Tour de France : quand les Français gagnent, on ne parle plus de dopage

Les performances de l’équipe Sky (devenue Ineos) sur le Tour de France ont été l’objet de nombreuses critiques ces dernières années, avec des soupçons formulés plus ou moins ouvertement de dopage. Cette année, ce sont surtout deux Français qui réussissent sur le Tour, alors les doutes s’évaporent de manière tout à fait chauvine.

Le cyclisme est un sport abîmé, usé par les affaires de dopage. Non pas que ce phénomène n’existe pas ailleurs comme dans le football où il est tout simplement nié, mais plus que tout autre sport, le vélo est inéluctablement associé à cette corruption de l’esprit et du corps.

La succession de l’affaire Festina en 1998 puis de l’ère Armstrong dans les années 2000 a fait de grands dégâts, à tel point par exemple que la télévision allemande avait pendant un temps arrêté la diffusion du Tour. Les masses populaires ont relativement réglé ce problème du dopage avec un certain fatalisme, en se disant que de toutes manières cela ne change pas grand-chose à la course.

Qu’il y ait des tricheurs est dommage pensent les amateurs de vélo, mais dans tous les cas il y a toujours des coureurs plus forts que d’autres et de toutes manières, à peu près tout le monde doit se doper… Ce n’est pas idéal comme point-de-vue, c’est même regrettable, mais à défaut d’autre chose, cela a une certaine dignité.

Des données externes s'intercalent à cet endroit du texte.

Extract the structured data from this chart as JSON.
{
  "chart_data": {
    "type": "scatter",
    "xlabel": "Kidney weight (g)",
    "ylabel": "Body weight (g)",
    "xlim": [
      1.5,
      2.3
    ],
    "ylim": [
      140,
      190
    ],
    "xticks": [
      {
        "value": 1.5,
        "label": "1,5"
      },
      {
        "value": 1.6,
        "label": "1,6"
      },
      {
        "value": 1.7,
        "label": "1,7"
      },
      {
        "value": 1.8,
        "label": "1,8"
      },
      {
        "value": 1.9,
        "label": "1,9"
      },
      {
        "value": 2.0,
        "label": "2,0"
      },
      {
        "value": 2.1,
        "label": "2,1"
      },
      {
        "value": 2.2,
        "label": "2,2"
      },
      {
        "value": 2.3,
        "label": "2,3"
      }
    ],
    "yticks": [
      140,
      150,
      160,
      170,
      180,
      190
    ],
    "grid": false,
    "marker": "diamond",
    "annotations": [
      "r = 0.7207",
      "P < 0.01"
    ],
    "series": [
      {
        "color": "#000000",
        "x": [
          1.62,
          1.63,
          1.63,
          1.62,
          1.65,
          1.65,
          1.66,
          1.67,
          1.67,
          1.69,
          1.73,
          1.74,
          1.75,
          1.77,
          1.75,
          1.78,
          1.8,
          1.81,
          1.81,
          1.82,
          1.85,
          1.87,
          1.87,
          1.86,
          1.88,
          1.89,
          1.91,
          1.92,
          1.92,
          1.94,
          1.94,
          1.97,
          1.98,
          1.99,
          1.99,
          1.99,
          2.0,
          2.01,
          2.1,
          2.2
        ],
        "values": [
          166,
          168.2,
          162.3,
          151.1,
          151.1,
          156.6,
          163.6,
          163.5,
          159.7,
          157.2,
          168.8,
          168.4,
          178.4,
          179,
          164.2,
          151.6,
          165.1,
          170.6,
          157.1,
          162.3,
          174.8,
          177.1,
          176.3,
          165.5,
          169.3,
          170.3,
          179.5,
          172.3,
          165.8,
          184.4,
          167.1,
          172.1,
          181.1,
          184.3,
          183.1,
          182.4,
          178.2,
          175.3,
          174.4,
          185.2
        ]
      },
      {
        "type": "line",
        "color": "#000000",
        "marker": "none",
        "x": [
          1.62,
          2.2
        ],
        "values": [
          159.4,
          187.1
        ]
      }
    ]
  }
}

Et cela permet en tous cas de continuer à apprécier ce sport malgré un arrière-plan détestable.

L’apparition de l’équipe anglaise Sky ces dernières années a quelque peu changé la donne. Elle a en effet montré une puissance collective hors-norme, écrasant littéralement le Tour d’une manière très froide et calculée, presque mécanique. Cela a heurté l’esprit petit-bourgeois français qui au contraire aime le « panache » individuel, les grandes embardées « héroïques », quitte d’ailleurs à ce qu’elles aient une issue tragique.

De nombreuses personnes ont alors pris le prétexte de la critique morale et populaire du dopage pour en fait formuler surtout une critique chauvine envers les coureurs anglo-saxons. Christopher Froome en particulier a été l’objet d’une farouche hostilité, alors que de nombreux autres coureurs à la réputation non-moins suspecte ont été largement épargnés par la critique.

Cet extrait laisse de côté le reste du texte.